Email size is a delivery reliability issue, not just a design choice.

Large payloads increase:

  • rejection risk,
  • clipping in mailbox clients,
  • slow load on mobile,
  • and campaign performance degradation.

Quick budget targets

Use these as practical defaults:

  • Body (HTML + text): aim for roughly 50 KB to 100 KB.
  • Total message with attachments: keep under common provider thresholds.
  • Single attachment strategy: prefer cloud links for large files.

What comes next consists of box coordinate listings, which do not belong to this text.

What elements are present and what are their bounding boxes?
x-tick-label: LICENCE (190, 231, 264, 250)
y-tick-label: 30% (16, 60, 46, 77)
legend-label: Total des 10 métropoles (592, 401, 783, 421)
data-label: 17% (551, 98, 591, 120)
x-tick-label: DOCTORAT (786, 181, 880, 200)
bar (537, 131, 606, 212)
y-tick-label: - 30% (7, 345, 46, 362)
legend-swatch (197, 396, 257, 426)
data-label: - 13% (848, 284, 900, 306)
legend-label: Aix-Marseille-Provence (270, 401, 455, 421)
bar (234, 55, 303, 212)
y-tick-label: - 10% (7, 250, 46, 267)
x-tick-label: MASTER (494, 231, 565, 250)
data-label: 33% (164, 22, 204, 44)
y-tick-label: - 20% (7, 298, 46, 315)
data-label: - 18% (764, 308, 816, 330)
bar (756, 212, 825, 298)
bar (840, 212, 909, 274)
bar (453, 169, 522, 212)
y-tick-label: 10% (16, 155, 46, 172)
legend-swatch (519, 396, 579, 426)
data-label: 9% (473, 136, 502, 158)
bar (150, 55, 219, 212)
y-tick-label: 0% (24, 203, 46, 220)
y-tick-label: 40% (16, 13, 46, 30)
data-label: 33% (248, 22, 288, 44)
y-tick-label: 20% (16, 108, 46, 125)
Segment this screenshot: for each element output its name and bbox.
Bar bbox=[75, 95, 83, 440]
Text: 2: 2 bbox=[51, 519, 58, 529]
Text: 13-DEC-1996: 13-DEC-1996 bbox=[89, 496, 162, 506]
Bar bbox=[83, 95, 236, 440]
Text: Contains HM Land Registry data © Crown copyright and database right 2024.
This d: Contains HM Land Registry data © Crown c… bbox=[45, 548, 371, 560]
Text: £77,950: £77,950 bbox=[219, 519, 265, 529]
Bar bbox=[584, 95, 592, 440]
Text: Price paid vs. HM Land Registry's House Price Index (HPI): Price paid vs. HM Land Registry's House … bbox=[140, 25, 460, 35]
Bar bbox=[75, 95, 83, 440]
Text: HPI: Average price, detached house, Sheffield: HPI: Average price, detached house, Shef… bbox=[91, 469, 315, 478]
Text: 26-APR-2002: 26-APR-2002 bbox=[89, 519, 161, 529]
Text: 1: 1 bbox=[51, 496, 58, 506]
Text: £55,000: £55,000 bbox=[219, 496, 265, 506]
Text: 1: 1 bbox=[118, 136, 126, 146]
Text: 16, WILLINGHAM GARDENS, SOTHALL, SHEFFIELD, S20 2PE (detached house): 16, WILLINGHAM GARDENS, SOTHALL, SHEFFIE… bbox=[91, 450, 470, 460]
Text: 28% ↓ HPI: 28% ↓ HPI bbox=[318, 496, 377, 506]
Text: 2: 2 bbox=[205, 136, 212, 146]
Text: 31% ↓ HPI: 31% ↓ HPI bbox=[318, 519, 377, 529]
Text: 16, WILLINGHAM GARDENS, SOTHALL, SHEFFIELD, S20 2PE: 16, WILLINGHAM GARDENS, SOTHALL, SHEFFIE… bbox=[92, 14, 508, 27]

If you do not control recipient environments, smaller is safer.

Why providers enforce limits

  1. Storage and throughput protection.
  2. Abuse resistance (for example oversized-bomb patterns).
  3. Better user experience on constrained networks.

What usually makes messages too large

  • High-resolution embedded images.
  • Excessive inline CSS and duplicated HTML blocks.
  • Large base64 attachments.
  • Tracking and personalization blocks repeated too often.

Size-safe composition checklist

CheckWhy
Minify HTML templatesReduces payload before delivery
Include plain-text partImproves compatibility and accessibility
Compress media or link externallyAvoids attachment-related rejection
Test on mobile clientsCatches clipping and render regressions
Run deliverability checks before sendPrevents size and content surprises in production

Attachment guidance

If your workflow needs large artifacts:

  • send a concise email,
  • include a secure hosted download link,
  • and track click/access events separately.

This is usually better than pushing very large attachments through SMTP.

Test before release

Treat message size as a release gate and you avoid many preventable send failures.